What is a reverse mortgage?
A reverse mortgage is a loan available to seniors over the age of 62 or 55 for Jumbo Reverse Loans, which allows them to convert equity in their home into cash. These loans were created to give seniors access to cash for expenses such as home improvements, unexpected medical costs, and in-home care by utilizing the accumulated equity in their homes.
This type of loan is called a reverse mortgage because instead of the borrower making monthly payments to their lender as they would with a traditional mortgage, the lender makes payments to the borrower. Unlike a traditional home equity loan or second mortgage, a reverse mortgage does not have to be repaid until the borrower no longer occupies the home as their primary residence.
The most common reverse mortgage is the Home Equity Conversion Mortgage (HECM) which is insured by the FHA. An alternative option is the Proprietary Reverse Mortgage which is not backed by the federal government.
We’ve got answers to all your HECM questions
If you are 62 years or older, a Home Equity Conversion Mortgage (HECM) can help you borrow against your home’s equity to access funds that can give you greater financial flexibility. Here are answers to some common questions that can help you decide if a HECM is right for you. If you’d like to learn more, please contact us for expert guidance that’s tailored to your individual needs and plans.
What is a HECM?
A HECM, commonly known as a reverse mortgage, is a home-secured loan that can turn part of the equity you’ve built up in your house into funds you can use today, or a line of credit that will be there when you need it. It is insured by the Federal Housing Administration (FHA)* and offers all the benefits of a traditional line of credit that you can get from a bank but with additional benefits— including a flexible repayment feature. As with any mortgage, you must meet your loan obligations, keeping current with property taxes, insurance, maintenance and any homeowners association (HOA) fees.
What are the basic requirements?
You may be eligible for a HECM if you are at least 62 years old, own and have sufficient equity in your home, and live in the home as your primary residence.

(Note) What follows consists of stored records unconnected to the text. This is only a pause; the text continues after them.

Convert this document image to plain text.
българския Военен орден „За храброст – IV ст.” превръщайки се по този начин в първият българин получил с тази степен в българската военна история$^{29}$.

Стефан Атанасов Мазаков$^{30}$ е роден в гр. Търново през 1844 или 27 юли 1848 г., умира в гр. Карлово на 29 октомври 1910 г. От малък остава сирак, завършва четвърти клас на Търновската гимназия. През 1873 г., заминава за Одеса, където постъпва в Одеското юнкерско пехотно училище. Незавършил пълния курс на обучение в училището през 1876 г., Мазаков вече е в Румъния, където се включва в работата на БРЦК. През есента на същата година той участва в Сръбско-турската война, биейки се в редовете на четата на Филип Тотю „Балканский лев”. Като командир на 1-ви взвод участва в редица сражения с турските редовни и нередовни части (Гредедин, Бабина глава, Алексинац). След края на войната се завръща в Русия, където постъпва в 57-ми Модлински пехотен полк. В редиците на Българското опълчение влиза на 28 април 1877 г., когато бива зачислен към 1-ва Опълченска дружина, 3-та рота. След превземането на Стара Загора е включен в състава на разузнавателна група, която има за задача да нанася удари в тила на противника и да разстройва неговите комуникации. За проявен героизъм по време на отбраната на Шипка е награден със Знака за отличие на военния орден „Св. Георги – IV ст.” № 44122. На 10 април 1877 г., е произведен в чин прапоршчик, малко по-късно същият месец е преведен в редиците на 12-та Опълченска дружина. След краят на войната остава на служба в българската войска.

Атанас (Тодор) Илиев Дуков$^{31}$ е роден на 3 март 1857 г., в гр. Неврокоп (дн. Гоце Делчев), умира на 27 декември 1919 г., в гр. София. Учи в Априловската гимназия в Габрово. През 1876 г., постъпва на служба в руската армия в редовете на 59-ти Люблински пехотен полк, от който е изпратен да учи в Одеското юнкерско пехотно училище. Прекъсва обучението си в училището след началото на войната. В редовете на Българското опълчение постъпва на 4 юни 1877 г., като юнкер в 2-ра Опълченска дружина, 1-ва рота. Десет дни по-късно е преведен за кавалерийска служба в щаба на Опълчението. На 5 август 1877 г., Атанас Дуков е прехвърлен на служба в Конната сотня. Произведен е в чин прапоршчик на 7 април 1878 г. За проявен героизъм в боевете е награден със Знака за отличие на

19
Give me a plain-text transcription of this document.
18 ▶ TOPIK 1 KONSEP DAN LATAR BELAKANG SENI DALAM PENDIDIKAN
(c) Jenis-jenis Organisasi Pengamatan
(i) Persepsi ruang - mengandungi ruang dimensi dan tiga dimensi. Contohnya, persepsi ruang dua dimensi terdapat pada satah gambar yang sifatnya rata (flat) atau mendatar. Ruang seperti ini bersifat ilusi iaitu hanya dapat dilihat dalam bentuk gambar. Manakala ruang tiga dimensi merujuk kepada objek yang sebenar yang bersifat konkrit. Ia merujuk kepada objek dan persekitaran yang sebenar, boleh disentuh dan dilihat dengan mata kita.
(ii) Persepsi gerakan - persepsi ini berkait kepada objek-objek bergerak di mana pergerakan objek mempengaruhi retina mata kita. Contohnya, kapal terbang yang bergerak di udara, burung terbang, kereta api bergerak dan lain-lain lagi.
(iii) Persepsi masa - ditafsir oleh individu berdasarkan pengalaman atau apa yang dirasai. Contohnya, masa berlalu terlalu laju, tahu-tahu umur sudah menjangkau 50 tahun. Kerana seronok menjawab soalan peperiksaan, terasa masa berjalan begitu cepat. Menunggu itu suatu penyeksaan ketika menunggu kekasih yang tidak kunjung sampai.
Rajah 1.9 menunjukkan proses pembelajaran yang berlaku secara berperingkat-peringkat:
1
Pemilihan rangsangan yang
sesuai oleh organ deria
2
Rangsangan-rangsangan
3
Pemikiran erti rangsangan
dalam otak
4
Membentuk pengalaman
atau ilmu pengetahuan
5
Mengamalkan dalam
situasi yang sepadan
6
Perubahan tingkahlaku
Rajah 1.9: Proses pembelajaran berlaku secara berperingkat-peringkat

What if I still owe money on a first or second mortgage?
You may still be eligible. Proceeds from your HECM would first be used to pay off any existing mortgage(s). This means the balance of your existing mortgage(s) will be added to the balance of your HECM.
How much money can I get?
The specific amount depends on several factors, including your age, the type of the HECM you select, the value of your home, prevailing interest rates and Federal Housing Administration (FHA) lending limits.
How is a HECM different from other home equity-based loan options?
A HECM offers certain advantages that provide greater flexibility and financial control:
• With a HECM line of credit, the unused amount in your credit line actually grows1 over time—giving you access to more available funds.
• It has a flexible repayment feature: You decide how much or how little to pay each month toward principal and interest. Or you can choose to make no monthly loan payment at all. As with any home-secured loan, you must meet your loan obligations, keeping current with property taxes, insurance, maintenance, and any homeowners association fees.
• A HECM can’t be canceled or reduced, as long as you meet your loan obligations and live in the home as your primary residence—so it will be there when you need it.
• With an FHA-insured* HECM, you’re not responsible to pay the difference if the loan balance ever exceeds the value of your home when the loan becomes due—known as the non-recourse feature.